L’équipe de chercheurs a analysé 70 années d’imagerie aérienne et satellitaire pour calculer la vitesse de formation des thermokarsts dans différentes régions du nord de l’Alaska. Les scientifiques ont également utilisé des modèles d’apprentissage automatique pour déterminer les contributions relatives du changement climatique, des incendies et de la morphologie du paysage au déclin du pergélisol.

Ils ont découvert que la formation des thermokarsts s’est accélérée de 60 % depuis les années 1950. Bien que le changement climatique soit le principal moteur de cette accélération, le feu a joué un rôle non négligeable dans ce processus. Le feu n’a brûlé que 3 % du paysage arctique au cours de cette période, mais il est responsable de plus de 10 % de la formation des thermokarsts.
Les chercheurs ont découvert que des incendies à répétition dans les mêmes zones continuent d’endommager la toundra mais n’accélèrent pas davantage la formation des thermokarsts. L’étude révèle qu’un seul incendie peut accélérer la formation de thermokarsts pendant plusieurs décennies.

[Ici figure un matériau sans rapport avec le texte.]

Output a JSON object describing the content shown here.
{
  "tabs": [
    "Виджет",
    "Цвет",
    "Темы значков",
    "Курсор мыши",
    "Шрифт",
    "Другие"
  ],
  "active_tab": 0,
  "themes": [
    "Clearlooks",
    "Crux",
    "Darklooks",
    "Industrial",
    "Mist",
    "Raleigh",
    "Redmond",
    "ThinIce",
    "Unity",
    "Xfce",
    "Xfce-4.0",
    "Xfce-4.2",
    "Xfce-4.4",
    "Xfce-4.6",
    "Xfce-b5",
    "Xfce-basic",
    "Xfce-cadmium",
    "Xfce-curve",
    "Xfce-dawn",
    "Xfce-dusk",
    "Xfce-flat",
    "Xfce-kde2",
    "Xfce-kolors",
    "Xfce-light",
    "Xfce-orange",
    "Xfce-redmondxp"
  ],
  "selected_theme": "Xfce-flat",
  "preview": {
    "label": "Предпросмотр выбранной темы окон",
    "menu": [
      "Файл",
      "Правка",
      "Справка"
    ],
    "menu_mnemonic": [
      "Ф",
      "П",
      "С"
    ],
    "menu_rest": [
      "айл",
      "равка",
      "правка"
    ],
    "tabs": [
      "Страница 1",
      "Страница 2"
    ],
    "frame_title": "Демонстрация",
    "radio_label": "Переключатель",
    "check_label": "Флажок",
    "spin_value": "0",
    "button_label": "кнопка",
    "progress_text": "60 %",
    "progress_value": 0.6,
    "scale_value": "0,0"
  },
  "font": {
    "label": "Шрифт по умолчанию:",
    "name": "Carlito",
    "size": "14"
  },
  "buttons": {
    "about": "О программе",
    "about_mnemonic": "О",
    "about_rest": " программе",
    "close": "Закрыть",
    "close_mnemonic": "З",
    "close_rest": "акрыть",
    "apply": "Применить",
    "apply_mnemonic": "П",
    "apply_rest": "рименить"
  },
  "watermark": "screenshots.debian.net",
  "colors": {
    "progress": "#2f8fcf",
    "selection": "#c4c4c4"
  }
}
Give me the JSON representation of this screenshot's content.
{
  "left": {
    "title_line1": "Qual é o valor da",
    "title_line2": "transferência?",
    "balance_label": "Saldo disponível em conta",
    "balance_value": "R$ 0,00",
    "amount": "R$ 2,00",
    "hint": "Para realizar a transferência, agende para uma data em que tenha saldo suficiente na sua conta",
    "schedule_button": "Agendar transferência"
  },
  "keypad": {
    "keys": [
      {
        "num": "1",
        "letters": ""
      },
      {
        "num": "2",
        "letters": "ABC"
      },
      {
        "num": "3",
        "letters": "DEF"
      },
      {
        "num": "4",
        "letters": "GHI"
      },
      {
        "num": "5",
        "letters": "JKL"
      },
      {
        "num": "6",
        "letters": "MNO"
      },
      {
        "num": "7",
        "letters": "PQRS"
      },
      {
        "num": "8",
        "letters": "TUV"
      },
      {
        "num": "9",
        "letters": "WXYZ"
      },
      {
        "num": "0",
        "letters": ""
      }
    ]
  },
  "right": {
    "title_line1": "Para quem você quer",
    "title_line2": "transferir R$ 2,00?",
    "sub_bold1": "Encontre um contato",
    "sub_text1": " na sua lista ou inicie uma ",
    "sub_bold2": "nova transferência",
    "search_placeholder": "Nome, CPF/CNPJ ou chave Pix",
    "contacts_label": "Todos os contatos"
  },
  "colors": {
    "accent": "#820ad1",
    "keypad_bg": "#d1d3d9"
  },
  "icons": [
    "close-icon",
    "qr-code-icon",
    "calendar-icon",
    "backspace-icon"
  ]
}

Les modèles prévoient que la multiplication des thermokarsts ne fera qu’augmenter avec le réchauffement climatique. En plus du dégel du pergélisol, le réchauffement de l’atmosphère assèche la toundra et augmente son inflammabilité. Il est donc probable que la foudre déclenchera davantage d’incendies, ce qui provoquera encore plus de dégradation du pergélisol.
Le dégel et l’affaissement du pergélisol ont d’autres effets sur le paysage. Par exemple, les lacs situés dans des dépressions où le pergélisol est encore gelé peuvent se vider lorsqu’il se dégrade. La disparition du pergélisol engendrera forcément un chamboulement de l’environnement arctique.
Source : médias d’information américains.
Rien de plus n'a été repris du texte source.